Ce melting-pot de propos, volontairement résumés de manière brute, est à l’image de l’intensité et de la diversité des réflexions échangées. Si seul l’âge est pris en compte, quelle n’a pas été notre surprise de participer à cet échange, aussi pertinent que lorsque nous l’observons dans un cadre adulte. Ici, une vision individualiste de la désobéissance côtoie le questionnement d’une désobéissance comme action collective. Sont-ils vraiment si naïfs et passifs qu’on ne le laisserait croire ? A partir du moment où les jeunes ont la capacité d’intégrer cela, ne devrions-nous pas les encourager dans cet exercice désobéissant et en approfondir la réflexion ? Et si oui, comment ?

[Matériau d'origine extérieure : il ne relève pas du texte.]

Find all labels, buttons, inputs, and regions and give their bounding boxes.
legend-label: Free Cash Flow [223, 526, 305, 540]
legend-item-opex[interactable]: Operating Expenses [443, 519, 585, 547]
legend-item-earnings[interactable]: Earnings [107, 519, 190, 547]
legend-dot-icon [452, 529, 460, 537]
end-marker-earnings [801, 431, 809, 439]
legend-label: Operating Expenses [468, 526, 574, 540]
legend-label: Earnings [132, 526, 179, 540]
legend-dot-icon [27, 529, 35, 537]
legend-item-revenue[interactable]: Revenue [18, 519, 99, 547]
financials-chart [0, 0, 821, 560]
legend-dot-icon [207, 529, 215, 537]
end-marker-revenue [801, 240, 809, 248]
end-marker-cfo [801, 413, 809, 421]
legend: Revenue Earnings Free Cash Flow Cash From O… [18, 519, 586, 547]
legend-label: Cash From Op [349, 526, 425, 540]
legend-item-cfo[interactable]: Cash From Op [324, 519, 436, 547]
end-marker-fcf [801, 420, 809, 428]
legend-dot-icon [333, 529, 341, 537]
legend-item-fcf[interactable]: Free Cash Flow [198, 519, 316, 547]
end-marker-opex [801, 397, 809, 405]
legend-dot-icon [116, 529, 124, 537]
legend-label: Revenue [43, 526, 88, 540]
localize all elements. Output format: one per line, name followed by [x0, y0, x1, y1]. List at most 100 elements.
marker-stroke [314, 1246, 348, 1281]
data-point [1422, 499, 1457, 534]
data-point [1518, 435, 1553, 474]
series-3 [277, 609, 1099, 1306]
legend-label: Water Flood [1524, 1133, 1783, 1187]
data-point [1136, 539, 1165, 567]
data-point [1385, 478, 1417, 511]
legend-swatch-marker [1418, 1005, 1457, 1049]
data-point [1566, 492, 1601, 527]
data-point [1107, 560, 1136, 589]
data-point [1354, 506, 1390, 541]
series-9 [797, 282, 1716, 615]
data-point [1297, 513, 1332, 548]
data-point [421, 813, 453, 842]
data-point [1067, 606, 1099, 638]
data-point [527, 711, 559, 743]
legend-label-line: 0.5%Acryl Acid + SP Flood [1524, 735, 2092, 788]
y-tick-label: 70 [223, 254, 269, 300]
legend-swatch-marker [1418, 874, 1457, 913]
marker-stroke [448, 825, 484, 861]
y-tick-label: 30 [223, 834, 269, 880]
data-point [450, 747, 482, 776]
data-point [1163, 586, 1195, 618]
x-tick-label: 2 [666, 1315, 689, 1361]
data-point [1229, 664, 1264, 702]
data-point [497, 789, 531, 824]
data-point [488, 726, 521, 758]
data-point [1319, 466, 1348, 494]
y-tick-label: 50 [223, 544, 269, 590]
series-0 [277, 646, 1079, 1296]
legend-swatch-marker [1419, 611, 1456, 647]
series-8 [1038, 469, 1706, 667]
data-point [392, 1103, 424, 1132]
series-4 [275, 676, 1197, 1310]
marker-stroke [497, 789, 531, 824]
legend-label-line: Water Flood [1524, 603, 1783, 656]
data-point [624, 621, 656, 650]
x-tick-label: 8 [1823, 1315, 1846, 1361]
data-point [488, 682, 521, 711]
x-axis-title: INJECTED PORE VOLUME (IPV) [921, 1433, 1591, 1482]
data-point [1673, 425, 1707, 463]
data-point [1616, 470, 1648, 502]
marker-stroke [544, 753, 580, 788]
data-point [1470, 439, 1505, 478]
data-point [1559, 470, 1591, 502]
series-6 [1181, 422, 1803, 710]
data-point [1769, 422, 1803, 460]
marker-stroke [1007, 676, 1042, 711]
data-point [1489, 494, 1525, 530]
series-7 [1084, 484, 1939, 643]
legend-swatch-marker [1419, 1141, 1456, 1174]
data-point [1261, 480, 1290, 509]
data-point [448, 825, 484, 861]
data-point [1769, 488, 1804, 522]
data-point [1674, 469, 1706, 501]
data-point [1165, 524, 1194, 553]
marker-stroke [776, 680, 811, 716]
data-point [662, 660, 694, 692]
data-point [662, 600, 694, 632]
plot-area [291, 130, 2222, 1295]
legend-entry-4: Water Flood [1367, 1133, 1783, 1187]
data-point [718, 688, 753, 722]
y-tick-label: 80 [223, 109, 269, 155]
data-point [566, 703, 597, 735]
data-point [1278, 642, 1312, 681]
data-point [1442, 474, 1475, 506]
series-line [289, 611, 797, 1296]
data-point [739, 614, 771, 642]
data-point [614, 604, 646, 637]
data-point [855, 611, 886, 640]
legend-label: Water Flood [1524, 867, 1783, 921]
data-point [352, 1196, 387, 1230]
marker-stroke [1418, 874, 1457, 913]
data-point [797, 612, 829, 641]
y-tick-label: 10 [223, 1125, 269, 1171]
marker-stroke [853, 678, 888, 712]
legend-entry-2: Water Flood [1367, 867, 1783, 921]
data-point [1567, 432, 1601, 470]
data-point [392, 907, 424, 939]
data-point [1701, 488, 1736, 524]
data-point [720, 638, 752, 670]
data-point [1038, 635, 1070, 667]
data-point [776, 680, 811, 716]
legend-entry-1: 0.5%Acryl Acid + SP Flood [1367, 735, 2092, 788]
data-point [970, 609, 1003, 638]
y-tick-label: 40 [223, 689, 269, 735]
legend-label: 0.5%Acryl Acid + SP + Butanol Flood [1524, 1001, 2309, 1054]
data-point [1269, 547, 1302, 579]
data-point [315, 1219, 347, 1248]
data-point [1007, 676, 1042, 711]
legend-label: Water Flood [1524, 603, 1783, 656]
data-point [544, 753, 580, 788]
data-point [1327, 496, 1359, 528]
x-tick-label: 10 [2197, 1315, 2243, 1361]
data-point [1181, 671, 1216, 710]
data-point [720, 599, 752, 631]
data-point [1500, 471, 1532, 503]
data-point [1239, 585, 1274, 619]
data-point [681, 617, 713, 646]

Le questionnement de l’engagement citoyen des jeunes par le monde adulte est souvent reçu de manière paradoxale par ceux-ci, étant donné l’ambiguïté du champ d’action qui leur est réservé. Selon les sujets, la jeunesse est parfois invitée à s’exprimer tout en étant refreinée dans ses initiatives et réflexions selon la bonne convenance de l’autorité concernée. Ils estiment avoir un manque de confiance en l’autorité, qui ne leur donne pas envie d’agir, mais aussi un manque flagrant de confiance en leurs propres valeurs. A force d’être étouffés dans l’œuf, les idéaux ne sont pas toujours faciles à assumer. Si l’éducation est censée jouer ce rôle émancipateur, architecte du citoyen de demain, questionnons son rôle et plus largement le rôle du monde adulte face à la désobéissance adolescente. Et si acquérir de l’autonomie c’était la capacité de désobéir pour exister et protéger le vivre ensemble ? Désobéir n’est pas synonyme de révolte, mais bien une manière de l’éviter : “La soumission conduit à la révolte et à une attaque directe du pouvoir. On désobéit pour soi, on se révolte contre l’autre”.[6] Soutenir et apprendre à nos enfants comment désobéir, c’est les autoriser avec confiance à exprimer leur capacité de jugement, à s’exercer à l’examen critique, ce n’est plus se soumettre mais faire de l’obéissance un lien de confiance. Et si, en l’autorisant, on réapprenait à désobéir ensemble, pour la pratique d’une culture citoyenne, démocratique et laïque ?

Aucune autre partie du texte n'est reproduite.